Cinema brasileiro brilha no CURTA! Festival com prêmios para “Paraíso” de Ana Rieper e “Sin Embargo, Uma Utopia” de Fabiana Parra em noite de celebração.

Na noite de sexta-feira, 7 de outubro, o CURTA! Festival celebrou sua quarta edição, premiando produções audiovisuais que se destacaram por sua relevância e inovação. O evento, realizado no Estação Claro Gávea, no Rio de Janeiro, premiou cinco obras em diferentes categorias, além de conceder prêmios especiais a dois filmes. Ao todo, mais de R$ 170 mil foram distribuídos entre os vencedores, somando prêmios em dinheiro e serviços de produção audiovisual.

Dentre os destaques da premiação, o documentário “Paraíso”, de Ana Rieper, e “Sin Embargo, Uma Utopia”, de Fabiana Parra, se destacaram como principais vencedores. “Paraíso”, integrante da mostra Produção Canal Curta! na categoria Humanidades, oferece uma análise crítica baseada em “Casa Grande & Senzala”, de Gilberto Freyre. A obra investiga a persistência da herança colonial nas estruturas sociais brasileiras e foi elogiada por seu enfoque na naturalização do racismo, do patriarcado e de outras formas de opressão. O júri, composto por renomados especialistas, reconheceu a profundidade e o impacto das discussões propostas pela produção.

Na mesma mostra, mas na categoria Artes, “Raiz – Arte Afro-Brasileira”, de Fabiano Maciel, com curadoria de Rosana Paulino, foi premiado, destacando a contribuição de 20 artistas afrodescendentes à arte contemporânea brasileira. Essa série enriquece o panorama cultural ao promover a diversidade e a representatividade.

“Sin Embargo, Uma Utopia”, que ganhou a mostra Outras Janelas, é um testemunho do maestro Kleber Mazziero em sua viagem a Cuba, celebrando 50 anos de carreira. O filme explora não só sua trajetória musical, mas também a realidade social cubana, e se destacou por ser a única seleção deste festival deliberada pelo público.

Em outras categorias, “Nome Próprio”, de Murilo Salles, foi agraciado na mostra Brasiliana, evidenciando a jornada de Camila, uma escritora de personalidade forte, enquanto “A Alma das Coisas”, de Douglas Soares e Felipe Herzog, conquistou o prêmio em Porta Curtas, retratando a vida de uma escultura carnavalesca. Ambos os filmes foram escolhidos por votação popular, reforçando o engajamento do público nas decisões do festival.

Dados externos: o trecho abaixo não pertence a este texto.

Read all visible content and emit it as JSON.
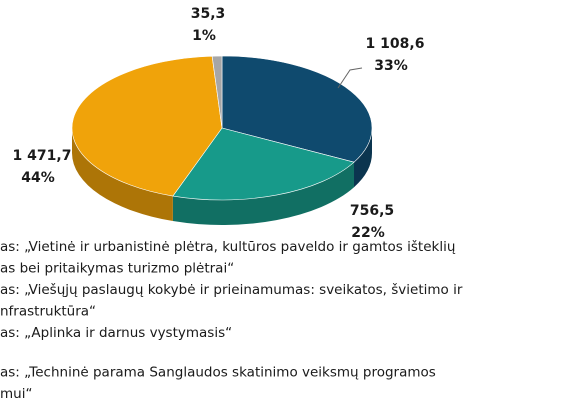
{
  "chart_data": {
    "type": "pie3d",
    "values": [
      1108.6,
      756.5,
      1471.7,
      35.3
    ],
    "value_labels": [
      "1 108,6",
      "756,5",
      "1 471,7",
      "35,3"
    ],
    "percents": [
      33,
      22,
      44,
      1
    ],
    "percent_labels": [
      "33%",
      "22%",
      "44%",
      "1%"
    ],
    "colors": [
      "#0f4a6e",
      "#179a8a",
      "#f0a30a",
      "#a6a6a6"
    ],
    "legend": [
      {
        "lines": [
          "as: „Vietinė ir urbanistinė plėtra, kultūros paveldo ir gamtos išteklių",
          "as bei pritaikymas turizmo plėtrai“"
        ]
      },
      {
        "lines": [
          "as: „Viešųjų paslaugų kokybė ir prieinamumas: sveikatos, švietimo ir",
          "nfrastruktūra“"
        ]
      },
      {
        "lines": [
          "as: „Aplinka ir darnus vystymasis“"
        ]
      },
      {
        "lines": [
          "as: „Techninė parama Sanglaudos skatinimo veiksmų programos",
          "mui“"
        ]
      }
    ]
  }
}
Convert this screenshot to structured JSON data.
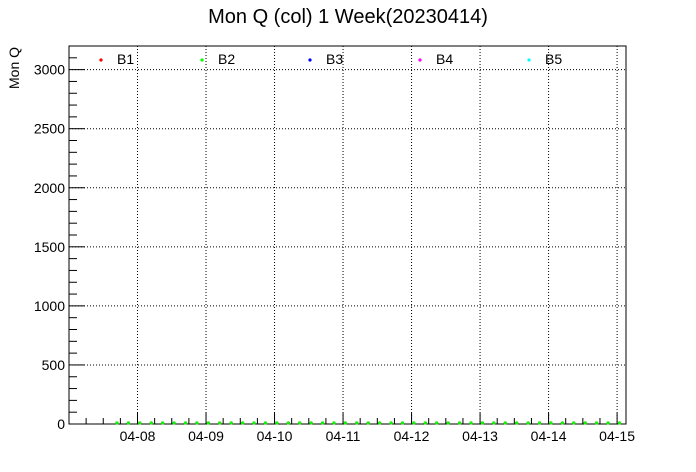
{
  "chart_data": {
    "type": "scatter",
    "title": "Mon Q (col) 1 Week(20230414)",
    "xlabel": "",
    "ylabel": "Mon Q",
    "x_tick_labels": [
      "04-08",
      "04-09",
      "04-10",
      "04-11",
      "04-12",
      "04-13",
      "04-14",
      "04-15"
    ],
    "y_tick_labels": [
      "0",
      "500",
      "1000",
      "1500",
      "2000",
      "2500",
      "3000"
    ],
    "x_tick_days": [
      8,
      9,
      10,
      11,
      12,
      13,
      14,
      15
    ],
    "y_ticks": [
      0,
      500,
      1000,
      1500,
      2000,
      2500,
      3000
    ],
    "ylim": [
      0,
      3200
    ],
    "xlim_days": [
      7.0,
      15.13
    ],
    "grid": true,
    "legend_position": "top",
    "x_data_start_day": 7.7,
    "x_data_step_day": 0.1667,
    "series": [
      {
        "name": "B1",
        "color": "#ff0000",
        "values": [
          0,
          0,
          0,
          0,
          0,
          0,
          0,
          0,
          0,
          0,
          0,
          0,
          0,
          0,
          0,
          0,
          0,
          0,
          0,
          0,
          0,
          0,
          0,
          0,
          0,
          0,
          0,
          0,
          0,
          0,
          0,
          0,
          0,
          0,
          0,
          0,
          0,
          0,
          0,
          0,
          0,
          0,
          0,
          0,
          0
        ]
      },
      {
        "name": "B2",
        "color": "#00ff00",
        "values": [
          0,
          0,
          0,
          0,
          0,
          0,
          0,
          0,
          0,
          0,
          0,
          0,
          0,
          0,
          0,
          0,
          0,
          0,
          0,
          0,
          0,
          0,
          0,
          0,
          0,
          0,
          0,
          0,
          0,
          0,
          0,
          0,
          0,
          0,
          0,
          0,
          0,
          0,
          0,
          0,
          0,
          0,
          0,
          0,
          0
        ]
      },
      {
        "name": "B3",
        "color": "#0000ff",
        "values": []
      },
      {
        "name": "B4",
        "color": "#ff00ff",
        "values": []
      },
      {
        "name": "B5",
        "color": "#00ffff",
        "values": []
      }
    ]
  }
}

Com uma seleção rica e diversificada, o CURTA! Festival não apenas reconheceu talentos emergentes, mas também promoveu uma reflexão crítica sobre questões sociais e culturais pertinentes ao Brasil contemporâneo. A noite de premiações deixou claro o potencial do cinema como ferramenta de transformação e conscientização.